Best Adapted Screenplay
Not even close. Steven Zaillian’s script for “The Irishman” is a rich, funny, human and structurally ingenious rumination of the sin that’s eating America away.
Best Actress
Renee Zellweger fetishizes Judy Garland’s neediness in the morbid “Judy,” not quite capturing the legend’s fiery spark. Charlize Theron was apparently nominated for the dreadful “Bombshell” for wearing pseudo-convincing makeup. The other three nominees are honorable, however. Saoirse Ronan informs “Little Women” with her usual control and intelligence; Scarlett Johansson is unusually vulnerable and heartbreaking in “Marriage Story;” and Cynthia Erivo invests “Harriet” with a simmering power, capturing Harriet Tubman’s humanity as well as her audacity. I would go with Erivo.
Best Actor
This category annoys me for multiple reasons this year. Where is Adam Sandler for “Uncut Gems?” The academy’s total snub of that hallucinatory film is among its most grievous offenses this year. Also, the possible winner here is among my favorite working actors, for a performance that I dislike. In “Joker,” Joaquin Phoenix reprises the tortured gestures he gave in far greater films like “The Immigrant” and “The Master,” with very little emotional connective tissue. Jonathan Pryce is fine in the lackluster “The Two Popes,” but it’s a gold-watch nomination. Leonardo DiCaprio is funny and quite poignant in “Once Upon a Time…in Hollywood” and Adam Driver is searing in “Marriage Story.” That said, Antonio Banderas’s wry, elegant, deeply touching performance in “Pain and Glory” is my favorite.
Best Picture and Director
I’ve said it before and I’ll say it again: Awards for best director and best picture should always be the same, as a best picture is an unmistakable and intrinsic expression of its director. In other words, best picture winners should ideally be auteur films.
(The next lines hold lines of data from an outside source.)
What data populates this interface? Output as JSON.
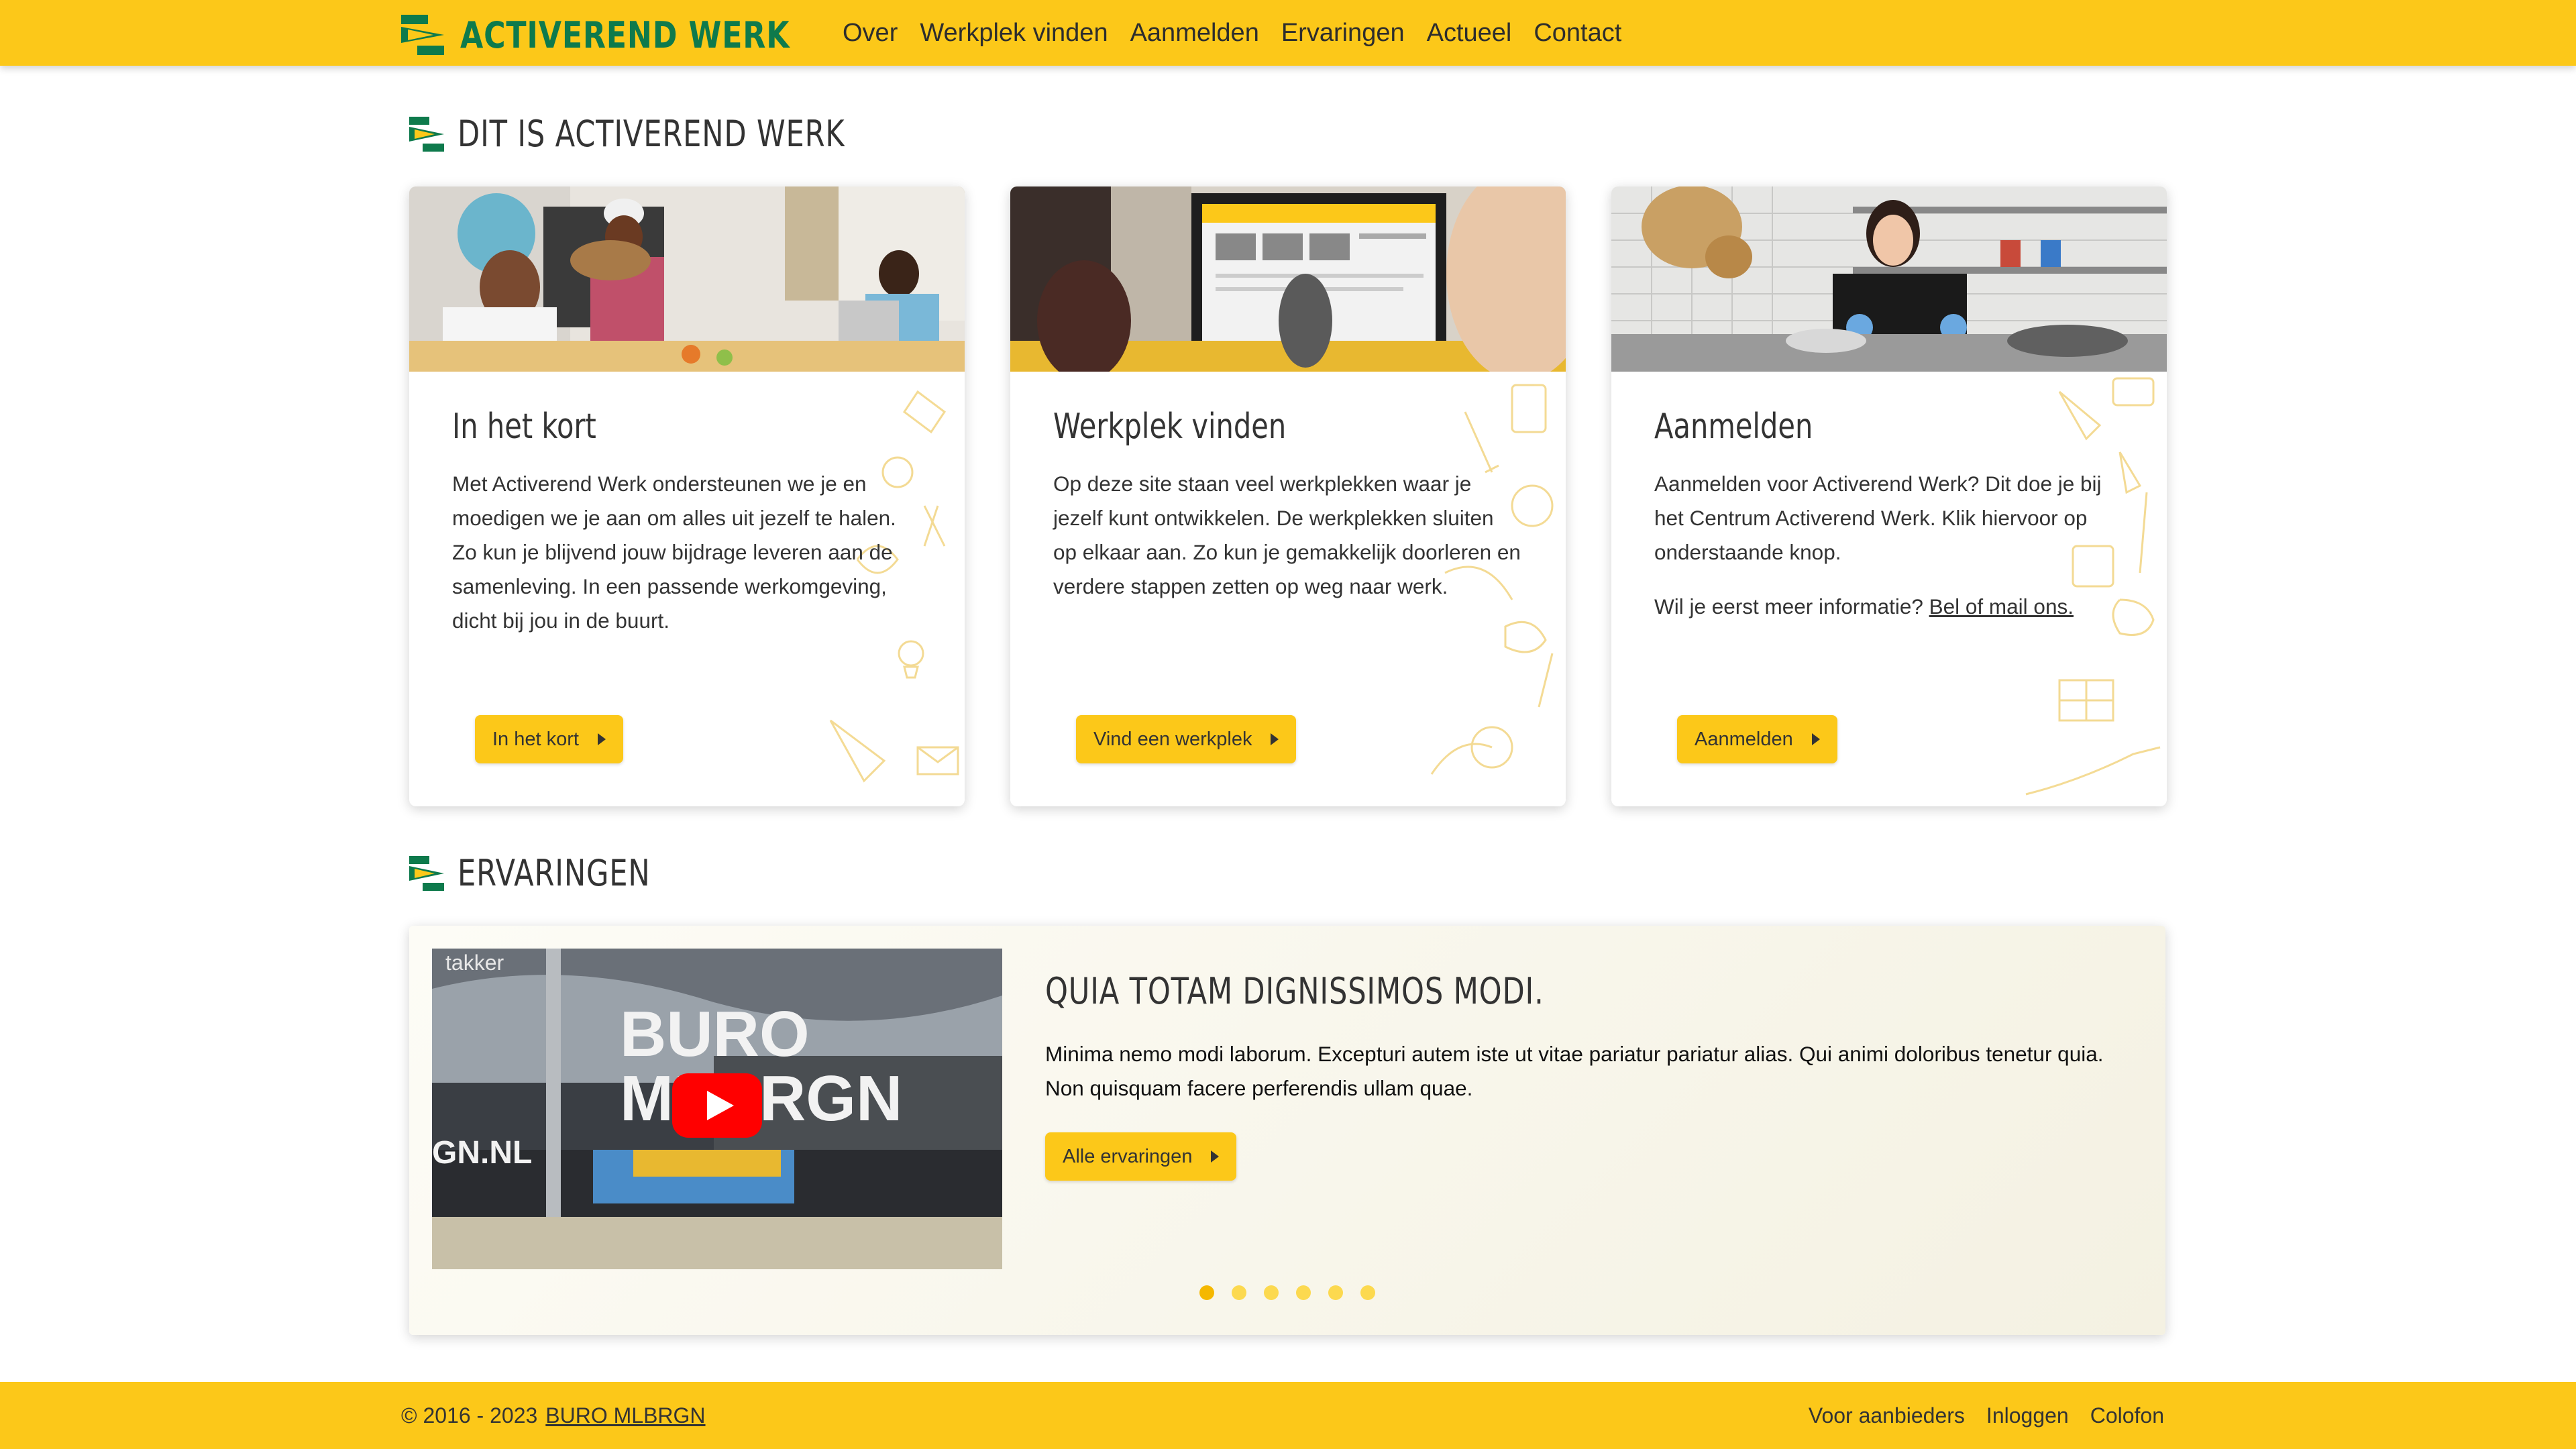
{
  "header": {
    "logo_text": "ACTIVEREND WERK",
    "nav": [
      "Over",
      "Werkplek vinden",
      "Aanmelden",
      "Ervaringen",
      "Actueel",
      "Contact"
    ]
  },
  "intro": {
    "title": "DIT IS ACTIVEREND WERK",
    "cards": [
      {
        "title": "In het kort",
        "text": "Met Activerend Werk ondersteunen we je en moedigen we je aan om alles uit jezelf te halen. Zo kun je blijvend jouw bijdrage leveren aan de samenleving. In een passende werkomgeving, dicht bij jou in de buurt.",
        "button": "In het kort"
      },
      {
        "title": "Werkplek vinden",
        "text": "Op deze site staan veel werkplekken waar je jezelf kunt ontwikkelen. De werkplekken sluiten op elkaar aan. Zo kun je gemakkelijk doorleren en verdere stappen zetten op weg naar werk.",
        "button": "Vind een werkplek"
      },
      {
        "title": "Aanmelden",
        "text": "Aanmelden voor Activerend Werk? Dit doe je bij het Centrum Activerend Werk. Klik hiervoor op onderstaande knop.",
        "text2_prefix": "Wil je eerst meer informatie? ",
        "text2_link": "Bel of mail ons.",
        "button": "Aanmelden"
      }
    ]
  },
  "experiences": {
    "title": "ERVARINGEN",
    "slide_title": "QUIA TOTAM DIGNISSIMOS MODI.",
    "slide_text": "Minima nemo modi laborum. Excepturi autem iste ut vitae pariatur pariatur alias. Qui animi doloribus tenetur quia. Non quisquam facere perferendis ullam quae.",
    "button": "Alle ervaringen",
    "video_sign_line1": "BURO",
    "video_sign_line2": "MLBRGN",
    "video_sign_line3": "GN.NL",
    "video_sign_top": "takker",
    "slide_count": 6,
    "active_slide": 1
  },
  "footer": {
    "copyright": "© 2016 - 2023",
    "company": "BURO MLBRGN",
    "links": [
      "Voor aanbieders",
      "Inloggen",
      "Colofon"
    ]
  },
  "colors": {
    "brand_yellow": "#fcc819",
    "brand_green": "#0e7a4c"
  }
}
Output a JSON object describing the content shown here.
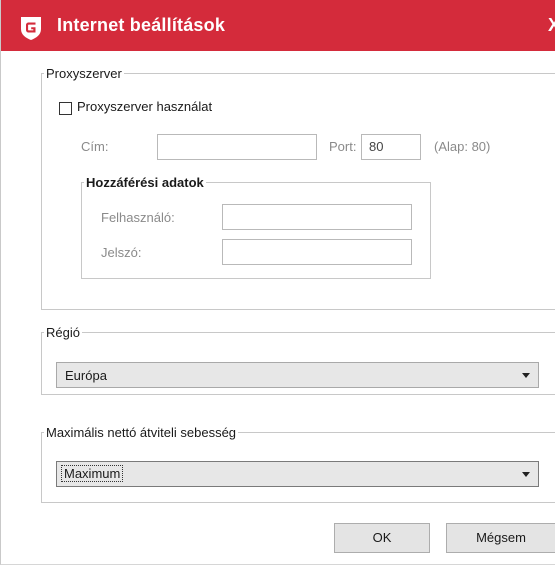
{
  "window": {
    "title": "Internet beállítások",
    "accent": "#d42b3b",
    "logo_icon": "gdata-shield-icon",
    "close_label": "X"
  },
  "proxy": {
    "legend": "Proxyszerver",
    "use_proxy_label": "Proxyszerver használat",
    "use_proxy_checked": false,
    "address_label": "Cím:",
    "address_value": "",
    "port_label": "Port:",
    "port_value": "80",
    "port_default": "(Alap: 80)",
    "access": {
      "legend": "Hozzáférési adatok",
      "user_label": "Felhasználó:",
      "user_value": "",
      "password_label": "Jelszó:",
      "password_value": ""
    }
  },
  "region": {
    "legend": "Régió",
    "selected": "Európa"
  },
  "speed": {
    "legend": "Maximális nettó átviteli sebesség",
    "selected": "Maximum"
  },
  "buttons": {
    "ok": "OK",
    "cancel": "Mégsem"
  }
}
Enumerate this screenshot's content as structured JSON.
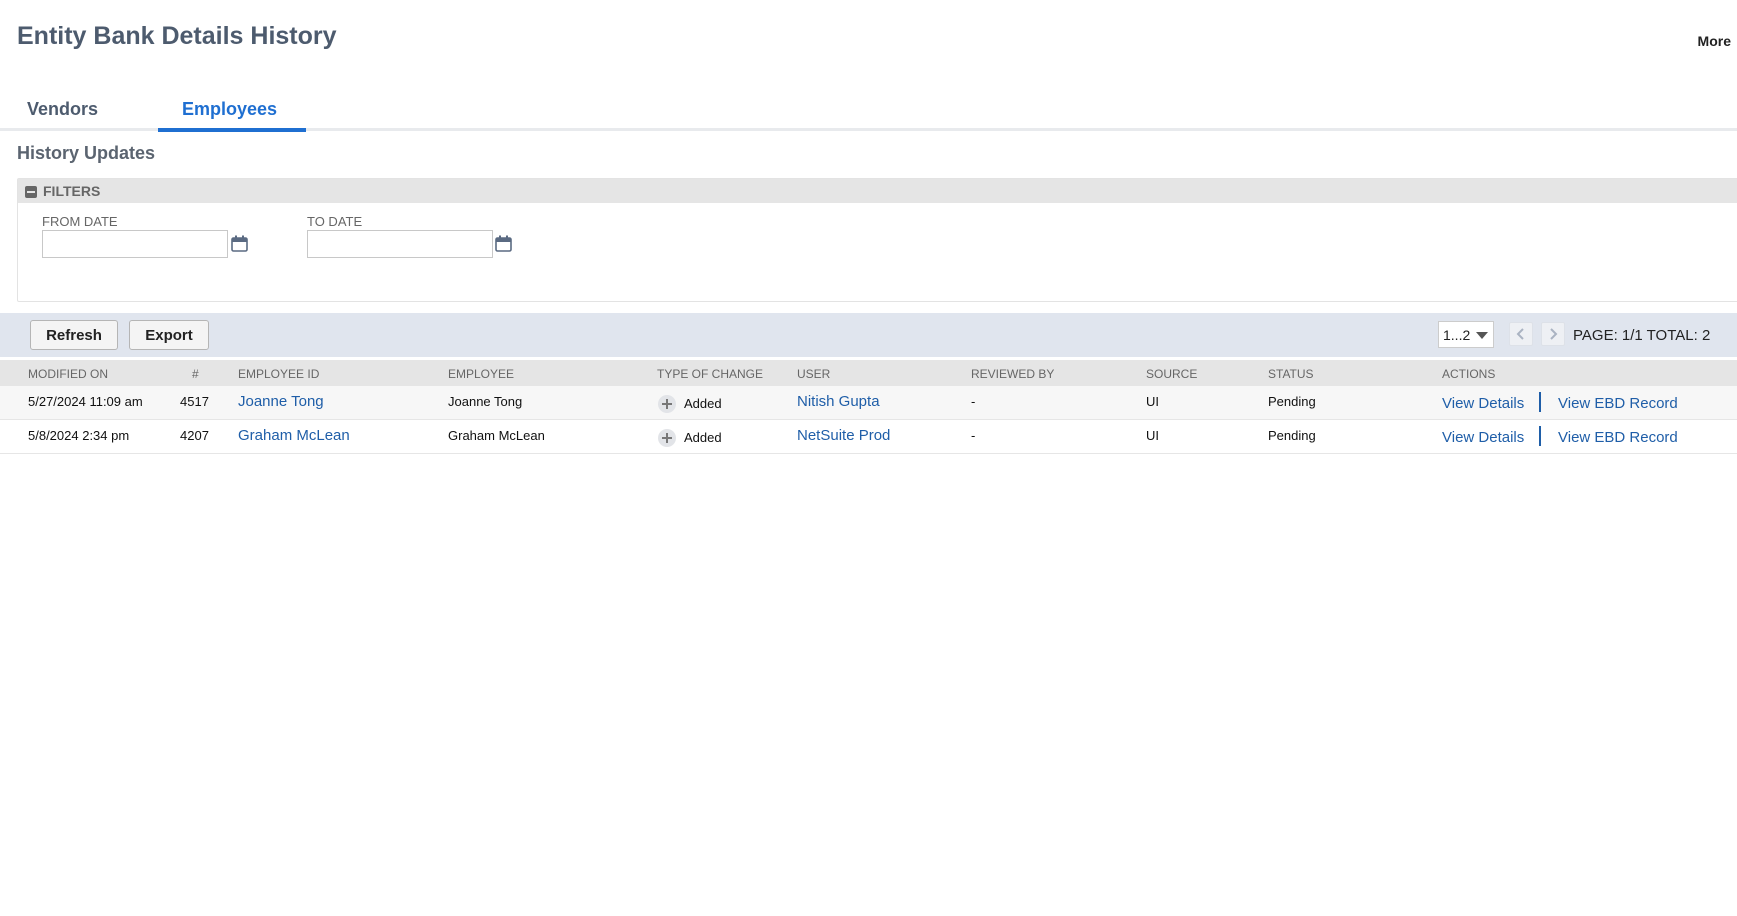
{
  "page": {
    "title": "Entity Bank Details History",
    "more_label": "More"
  },
  "tabs": [
    {
      "label": "Vendors",
      "active": false
    },
    {
      "label": "Employees",
      "active": true
    }
  ],
  "section": {
    "title": "History Updates"
  },
  "filters": {
    "label": "FILTERS",
    "from_date": {
      "label": "FROM DATE",
      "value": ""
    },
    "to_date": {
      "label": "TO DATE",
      "value": ""
    }
  },
  "toolbar": {
    "refresh_label": "Refresh",
    "export_label": "Export",
    "pager_select": "1...2",
    "page_info": "PAGE: 1/1  TOTAL: 2"
  },
  "table": {
    "headers": {
      "modified_on": "MODIFIED ON",
      "num": "#",
      "employee_id": "EMPLOYEE ID",
      "employee": "EMPLOYEE",
      "type_of_change": "TYPE OF CHANGE",
      "user": "USER",
      "reviewed_by": "REVIEWED BY",
      "source": "SOURCE",
      "status": "STATUS",
      "actions": "ACTIONS"
    },
    "rows": [
      {
        "modified_on": "5/27/2024 11:09 am",
        "num": "4517",
        "employee_id": "Joanne Tong",
        "employee": "Joanne Tong",
        "type_of_change": "Added",
        "user": "Nitish Gupta",
        "reviewed_by": "-",
        "source": "UI",
        "status": "Pending",
        "action_details": "View Details",
        "action_record": "View EBD Record"
      },
      {
        "modified_on": "5/8/2024 2:34 pm",
        "num": "4207",
        "employee_id": "Graham McLean",
        "employee": "Graham McLean",
        "type_of_change": "Added",
        "user": "NetSuite Prod",
        "reviewed_by": "-",
        "source": "UI",
        "status": "Pending",
        "action_details": "View Details",
        "action_record": "View EBD Record"
      }
    ]
  },
  "colors": {
    "accent": "#1f6fd1",
    "link": "#1f5ea8",
    "title": "#4d5b6e",
    "toolbar_bg": "#e0e5ee"
  },
  "icons": {
    "collapse": "collapse-minus-icon",
    "calendar": "calendar-icon",
    "change_added": "plus-circle-icon",
    "pager_caret": "caret-down-icon",
    "prev": "chevron-left-icon",
    "next": "chevron-right-icon"
  }
}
Whether you like them or not, five of this year’s best picture nominees are expressions of their creators’ spirits and obsessions: “Little Women,” “Parasite,” “Once Upon a Time…in Hollywood,” “Marriage Story” and “The Irishman.”
I admire all five of these films to varying degrees, but for me these categories are still no contests: “The Irishman” is the best film of 2019 and Martin Scorsese is the best director. Scorsese delivered an old man’s reckoning that’s rich in overlapping confessions, in secrets, in regrets, in unexpected comic curlicues and in a slow-dawning dread that gradually takes over as a barely known killer, a purported orchestrator of major American history, comes to fail a crisis of conscience, destroying one friendship in order to honor another. Scorsese connects this man’s downfall to the erosion of American idealism, fashioning a late-period masterpiece.
The 92nd Academy Awards will air on ABC on Feb. 9 at 8 p.m.